Fear No Evil(Alex Cross #29)(27)



Butler triggered his mike, said, “Purdy, crawl that motor home.”

“On it,” she said.

Twenty minutes later, his burglar said, “Got in the rig and you were right. They’ve got false compartments and three big bloody sheep skulls and horns in them. And there’s a custom twenty-two bolt-action rifle in here with a thermal scope that must cost five grand.”

“Identification?”

“On both our crackers. Dudley Bob Hole, age fifty-two, of Stuttgart, Arkansas. Jim Bob Hole, twenty-four, looks like he still lives at home with dear old pops.”

“Heartwarming,” Butler said. “Anything else?”

“GPS tracker under the back left bumper.”

Butler did not like that. “Law enforcement?”

“Can’t tell.”

“Where are you?”

“In the motor home with the engine on and the AC blowing.”

“Hide the tracker somewhere there in the campground where you can find it and drive the rig up to the barn. Put the chemicals and the rest of it inside and hold your position until my call.”

“Roger.”

“JP, let’s get up there and in position opposite Cortland and Big DD.”

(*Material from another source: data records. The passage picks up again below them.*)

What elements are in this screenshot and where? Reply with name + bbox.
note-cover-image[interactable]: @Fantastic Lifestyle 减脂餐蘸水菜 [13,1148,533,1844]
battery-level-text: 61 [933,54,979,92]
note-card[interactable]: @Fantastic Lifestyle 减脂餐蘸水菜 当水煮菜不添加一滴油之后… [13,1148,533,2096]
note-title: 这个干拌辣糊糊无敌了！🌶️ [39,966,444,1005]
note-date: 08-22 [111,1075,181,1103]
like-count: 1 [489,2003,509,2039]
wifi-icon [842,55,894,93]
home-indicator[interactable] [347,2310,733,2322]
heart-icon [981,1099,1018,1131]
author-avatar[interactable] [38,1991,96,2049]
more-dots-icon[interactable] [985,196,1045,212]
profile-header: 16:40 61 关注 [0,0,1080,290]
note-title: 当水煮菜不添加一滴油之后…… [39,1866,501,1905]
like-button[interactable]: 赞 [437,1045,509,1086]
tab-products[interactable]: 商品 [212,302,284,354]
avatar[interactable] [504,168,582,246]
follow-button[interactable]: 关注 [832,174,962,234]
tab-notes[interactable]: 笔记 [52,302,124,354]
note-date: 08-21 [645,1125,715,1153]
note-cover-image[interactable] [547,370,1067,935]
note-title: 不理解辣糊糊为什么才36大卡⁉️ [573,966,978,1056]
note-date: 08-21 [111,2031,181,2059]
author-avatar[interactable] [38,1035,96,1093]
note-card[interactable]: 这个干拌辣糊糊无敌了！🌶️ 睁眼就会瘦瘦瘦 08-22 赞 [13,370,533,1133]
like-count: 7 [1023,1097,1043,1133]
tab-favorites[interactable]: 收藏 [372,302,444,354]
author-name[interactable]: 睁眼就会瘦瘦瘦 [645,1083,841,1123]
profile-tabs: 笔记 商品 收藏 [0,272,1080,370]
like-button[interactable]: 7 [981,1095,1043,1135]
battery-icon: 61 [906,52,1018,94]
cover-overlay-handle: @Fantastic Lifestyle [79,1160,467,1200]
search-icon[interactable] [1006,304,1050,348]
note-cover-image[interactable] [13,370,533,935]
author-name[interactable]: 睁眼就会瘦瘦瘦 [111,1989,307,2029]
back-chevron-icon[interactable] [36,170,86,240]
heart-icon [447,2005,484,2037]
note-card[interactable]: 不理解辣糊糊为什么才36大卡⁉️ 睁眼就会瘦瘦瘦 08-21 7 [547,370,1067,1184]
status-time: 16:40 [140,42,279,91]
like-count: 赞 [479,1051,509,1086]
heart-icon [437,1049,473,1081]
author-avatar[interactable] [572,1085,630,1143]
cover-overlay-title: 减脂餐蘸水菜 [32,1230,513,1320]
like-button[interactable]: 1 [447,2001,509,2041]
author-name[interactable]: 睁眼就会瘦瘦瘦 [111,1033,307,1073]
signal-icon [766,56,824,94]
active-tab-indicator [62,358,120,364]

“On my way,” Vincente said.

Ten minutes later, Vincente drove up the ranch road in a green Honda Pioneer 1000 side-by-side utility vehicle.

“We got them now, jefe,” Vincente said as Butler climbed in. “Smooth hunting from here on out.”

Butler nodded. But he was thinking about that tracking device and who might have put it there and how he could use it to his advantage.





Chapter





29




The side-by-side was fitted with an aftermarket exhaust that made it almost dead silent as Vincente drove the inner ranch roads toward that dead sheep in a roundabout way so as not to alert the poachers.

As they drove, Butler enjoyed the breeze after all those hours in the sun. He drank a Gatorade and called for updates.

“Nothing yet,” Big DD said. “I expect they’re pausing out there to my south somewhere, taking a look for the ram with their own optics.”

“Ten-four,” Butler said. “Purdy?”

“At the barn,” she said. “Chemicals loaded. Waiting on your call, boss.”

Vincente pulled the Honda to a stop in the shade of a grove of western pines. They got out and stayed in the shadows as they snuck toward the tree line and the edge of the rise where it fell away to the sage flat and the ag field.

Before they reached it, Butler’s radio crackled. Cortland said, “Vultures on the bait, Cap. Knives and saws at work.”

Butler had hoped to be there when they tried to cut the head off Kong. But he was a practical man and Cortland and Big DD were highly skilled.

“Take them,” he said. “We’ll be right along.”

Butler and Vincente ran laterally across the hill through the timber toward the shouting voices. By the time they broke free of the trees, Big DD and Cortland had the poachers on their knees to either side of Kong, hands behind their heads, cowering before the two AR rifles with sound suppressors a foot from their faces.

Two pistols, two butcher knives, and a bloody folding saw lay behind Cortland.

The stench from the rotting ram came and went on the shifting breeze.

“We’re good, boss,” Big DD called.

Dudley Bob Hole, the older poacher, looked fifty going on seventy and wore a filthy, bloodstained camo jumpsuit and a filthier ball cap with the logo of a turkey-call company on it. He watched as Butler and Vincente approached and stayed quiet. He’d been down this road before.

His kid, Jim Bob, had shaggy brown hair, acne scars under his face paint, a scraggly red beard, and a camo kerchief tied around his head.

“There’s no need to be pointing those guns at us, man,” Jim Bob complained in a twangy accent. “We just found that ram lying there.”

“True?” Butler said to the older man.

“Out for a hike, stumbled on him,” Dudley Bob said in a cigarette-hoarse voice. “Seemed a waste to leave him there for the coyotes.”

“Fibber,” Butler said. “One of you guys shot him last night with a custom twenty-two fitted with a thermal scope that must have cost you five grand, Dudley Bob.”

The older Hole’s jaw sagged.

“Hey, man,” his son said. “You the law?”

“Of a kind, Jim Bob,” Butler said.

“What the hell does that mean?” the old man said, squinting at them all suspiciously now. “And how’d you know our names? Show me a badge or identification, and you better have had a warrant if you went inside our rig.”

“We didn’t need a warrant,” Butler said. “The door was open and it smelled like something was burning. Probably your rocket-scientist son’s fault.”

“You idiot,” Dudley Bob said.

Jim Bob got a sour look on his face. “Nah, Pa, I locked her tight.”

His father glared at Butler. “I still haven’t seen a badge. I want to see a goddamn badge or we are getting up and walking out of here.”

“We found three bighorn sheep heads in there,” Butler said.

“That’s it,” Dudley Bob said and started to get to his feet.